Vielleicht denken manche von Ihnen auch: Habe ich, haben wir immer versucht, Wege der Versöhnung zu finden? Brücken zueinander zu bauen? Als ich gestern mit Freude die Wahl des neuen Vorsitzenden der Deutschen Bischofskonferenz vernommen hatte, so dachte ich sogleich, dass sein Wahlspruch uns alle begleiten und bewegen könnte. Wo könnten wir selbst "zusammenführen"? Wo tun sich für uns gemeinsam neue Wege auf? Wie können wir die Bereitschaft zur Versöhnung stärken und fördern? Wie können wir lernen, vielleicht die Schwester oder den Bruder im Glauben mit neuen Augen zu sehen – besonders diejenigen, die wir nicht verstehen können oder auch nicht verstehen wollen?

Vielleicht fehlt es oft an Gottvertrauen, ohne dass wir das bemerken oder uns eingestehen. Der Herr bahnt sich schon Seine Wege in diese Welt. Er ist Seiner Kirche treu, versprochen ist versprochen. Er führt uns zusammen – wer, wenn nicht Er. Im Vertrauen darauf, dass Er uns führt und zusammenführt, dass wir von Ihm geführt sind, dass wir uns immer wieder neu Seiner Führung anvertrauen müssen, sind wir als pilgerndes Volk Gottes unterwegs. Führe zusammen! Am 18. September sagte der neue Bischof von Limburg: "»Führe zusammen« – diese eine Bitte bringe ich mit als Perspektive für meinen bischöflichen Dienst hier in Limburg.
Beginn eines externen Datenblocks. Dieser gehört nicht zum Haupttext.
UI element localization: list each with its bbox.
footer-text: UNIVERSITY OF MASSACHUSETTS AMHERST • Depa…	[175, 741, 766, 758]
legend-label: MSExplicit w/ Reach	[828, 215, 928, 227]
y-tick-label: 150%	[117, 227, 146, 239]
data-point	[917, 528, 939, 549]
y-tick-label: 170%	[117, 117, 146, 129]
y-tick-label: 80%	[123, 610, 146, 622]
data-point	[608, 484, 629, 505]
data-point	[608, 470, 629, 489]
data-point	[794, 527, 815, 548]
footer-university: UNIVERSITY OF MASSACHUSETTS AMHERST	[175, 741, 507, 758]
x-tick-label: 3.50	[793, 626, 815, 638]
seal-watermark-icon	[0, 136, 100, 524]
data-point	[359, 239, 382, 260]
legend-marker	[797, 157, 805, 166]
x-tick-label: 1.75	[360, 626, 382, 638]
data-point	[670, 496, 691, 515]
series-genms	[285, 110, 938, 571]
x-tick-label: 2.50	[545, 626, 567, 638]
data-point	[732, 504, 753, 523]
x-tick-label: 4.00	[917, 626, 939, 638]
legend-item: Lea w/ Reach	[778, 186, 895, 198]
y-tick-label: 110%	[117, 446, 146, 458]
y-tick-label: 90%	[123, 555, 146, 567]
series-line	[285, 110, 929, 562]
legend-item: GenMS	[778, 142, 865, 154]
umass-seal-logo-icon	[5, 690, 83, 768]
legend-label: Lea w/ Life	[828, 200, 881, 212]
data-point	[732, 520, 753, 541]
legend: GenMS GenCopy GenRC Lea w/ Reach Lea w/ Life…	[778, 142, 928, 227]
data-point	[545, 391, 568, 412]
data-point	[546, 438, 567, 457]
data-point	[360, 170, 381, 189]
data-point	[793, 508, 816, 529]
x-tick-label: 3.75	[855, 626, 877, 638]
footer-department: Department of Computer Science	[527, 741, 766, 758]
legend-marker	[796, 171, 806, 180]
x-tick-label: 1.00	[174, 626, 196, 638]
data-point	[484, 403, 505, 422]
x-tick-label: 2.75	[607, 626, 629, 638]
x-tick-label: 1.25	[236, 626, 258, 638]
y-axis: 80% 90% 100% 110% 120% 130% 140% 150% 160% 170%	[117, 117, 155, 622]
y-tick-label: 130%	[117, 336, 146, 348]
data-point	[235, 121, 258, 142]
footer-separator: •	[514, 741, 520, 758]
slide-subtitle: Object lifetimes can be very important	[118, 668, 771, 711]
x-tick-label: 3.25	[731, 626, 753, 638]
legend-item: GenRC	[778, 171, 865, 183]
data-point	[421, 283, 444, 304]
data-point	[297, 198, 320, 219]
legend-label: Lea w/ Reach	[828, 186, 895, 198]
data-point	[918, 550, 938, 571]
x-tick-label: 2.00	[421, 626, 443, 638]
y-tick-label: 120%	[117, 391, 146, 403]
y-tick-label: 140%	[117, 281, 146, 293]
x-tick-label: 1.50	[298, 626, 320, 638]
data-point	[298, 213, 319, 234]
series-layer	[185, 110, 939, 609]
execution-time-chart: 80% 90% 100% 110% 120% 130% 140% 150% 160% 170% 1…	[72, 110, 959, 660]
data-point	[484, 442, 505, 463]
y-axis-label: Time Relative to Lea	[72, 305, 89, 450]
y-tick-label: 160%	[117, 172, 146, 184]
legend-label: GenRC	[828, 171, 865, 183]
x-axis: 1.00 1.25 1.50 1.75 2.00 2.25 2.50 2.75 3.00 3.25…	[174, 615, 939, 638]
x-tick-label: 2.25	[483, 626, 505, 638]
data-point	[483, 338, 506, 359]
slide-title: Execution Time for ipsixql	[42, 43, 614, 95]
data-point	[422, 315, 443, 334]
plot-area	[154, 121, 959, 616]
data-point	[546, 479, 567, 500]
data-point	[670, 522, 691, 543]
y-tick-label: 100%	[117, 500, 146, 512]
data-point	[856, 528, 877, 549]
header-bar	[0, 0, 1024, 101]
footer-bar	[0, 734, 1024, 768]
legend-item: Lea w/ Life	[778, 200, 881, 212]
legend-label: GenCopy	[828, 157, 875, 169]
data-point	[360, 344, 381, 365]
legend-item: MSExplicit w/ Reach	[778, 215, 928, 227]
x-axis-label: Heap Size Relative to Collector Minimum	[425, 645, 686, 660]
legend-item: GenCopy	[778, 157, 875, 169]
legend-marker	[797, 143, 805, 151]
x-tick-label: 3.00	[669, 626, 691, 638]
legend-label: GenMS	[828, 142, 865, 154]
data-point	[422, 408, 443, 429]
Es ist ein Stoßgebet, weil es uns Menschen aus eigener Kraft allein nicht gelingen will, nicht gelingen kann: Verschiedenheit auszuhalten und Vielfalt als Reichtum zu begreifen; Versöhnung und Verbundenheit zu stiften, wo Menschen, Meinungen, Lebensstile, Weltanschauungen und religiöse Überzeugungen so gar nicht zusammenfinden wollen; einen fröhlichen Glauben darzubieten als Modell gegen die Verdrossenheit; den spannungsreichen, oft bis zum Zerreißen gespannten Ansprüchen und Erwartungen, die auf Menschen lasten, den heilsamen Zuspruch entgegenzusetzen: Mensch, du bist ganz und eins; du darfst leben und wachsen und dich freuen, denn du bist geliebt! Dass dies alles möglich ist, das ist die große Vision – ja, die Wirklichkeit unserer christlichen Glaubensüberzeugung. Und sie ist kein »ungedeckter Scheck«, denn der am Kreuz hat seine Arme weltumspannend weit ausgebreitet, um alle Menschen zu retten. Nicht ohne uns, mit uns gemeinsam will er sammeln, verbinden und zu Gott hinführen, der der barmherzige Vater aller Menschen ist." Bischof Dr. Georg Bätzings Worte von damals gelten nicht weniger für unsere Zeit heute.